Marnie believes strongly that we have a special connection with dolphins, and that special connection can help us to connect and care about many other species, small and large, and the larger environment that serves as our mutual home.  Caring for animals and finding ways to come to their aid are important characteristics of compassionate and biophilic cities. In a biophilic city we seek to reduce our ecological footprint, but actively expand what Marc Bekoff has called our “moral footprint,” the extent of our depth of concern for other life, and our deep acknowledgement of the ethical duties we have to minimize our impacts on them and to reduce their pain and suffering.

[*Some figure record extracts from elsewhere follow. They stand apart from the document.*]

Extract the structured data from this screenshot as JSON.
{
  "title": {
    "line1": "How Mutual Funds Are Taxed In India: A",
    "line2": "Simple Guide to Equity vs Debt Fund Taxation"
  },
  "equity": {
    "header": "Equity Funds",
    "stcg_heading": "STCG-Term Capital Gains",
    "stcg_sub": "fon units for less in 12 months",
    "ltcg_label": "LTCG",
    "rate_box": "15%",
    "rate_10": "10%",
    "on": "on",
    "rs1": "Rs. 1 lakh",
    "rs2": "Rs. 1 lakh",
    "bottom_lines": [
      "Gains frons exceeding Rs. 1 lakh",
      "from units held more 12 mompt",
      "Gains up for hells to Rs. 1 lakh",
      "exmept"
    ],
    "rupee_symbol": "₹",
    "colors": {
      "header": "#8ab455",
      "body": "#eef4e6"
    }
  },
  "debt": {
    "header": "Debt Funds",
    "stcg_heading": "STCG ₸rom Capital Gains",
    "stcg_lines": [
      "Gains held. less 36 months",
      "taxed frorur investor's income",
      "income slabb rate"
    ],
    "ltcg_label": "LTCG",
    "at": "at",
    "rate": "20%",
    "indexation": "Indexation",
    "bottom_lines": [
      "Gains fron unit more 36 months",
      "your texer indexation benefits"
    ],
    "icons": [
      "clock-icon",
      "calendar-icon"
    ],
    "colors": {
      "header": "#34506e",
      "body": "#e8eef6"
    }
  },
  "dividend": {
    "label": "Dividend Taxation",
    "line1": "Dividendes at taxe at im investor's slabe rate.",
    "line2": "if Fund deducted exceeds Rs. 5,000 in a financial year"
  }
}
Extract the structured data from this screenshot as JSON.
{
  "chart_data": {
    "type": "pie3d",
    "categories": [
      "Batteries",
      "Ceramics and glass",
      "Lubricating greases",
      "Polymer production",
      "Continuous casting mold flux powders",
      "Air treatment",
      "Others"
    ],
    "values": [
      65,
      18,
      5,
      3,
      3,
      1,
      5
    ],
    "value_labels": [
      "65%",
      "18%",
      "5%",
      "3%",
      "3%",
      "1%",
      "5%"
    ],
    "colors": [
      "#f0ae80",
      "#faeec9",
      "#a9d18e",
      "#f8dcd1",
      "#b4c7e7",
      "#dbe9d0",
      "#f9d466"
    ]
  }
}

We gain much in the process, in the form of richer, more interesting lives. Cultivating an active interest in the other life forms with which we share our cities is quality of life-enhancing, I believe and adds much to the richness and quality of our urban lives.  That glimpse of dolphin play in the Fremantle Harbor, on the way to a hectic day of work, is a joyous elixir indeed. It may also in some small way help to mitigate the loneliness of modern life.

Whether concern for dolphins will, in turn, translate into concern for other sentients, and non-sentient aquatic life, much of it out of sight, remains to be seen. But it will certainly help to extend our notion of cities and urban spaces to include many other fascinating non-humans lives and voices.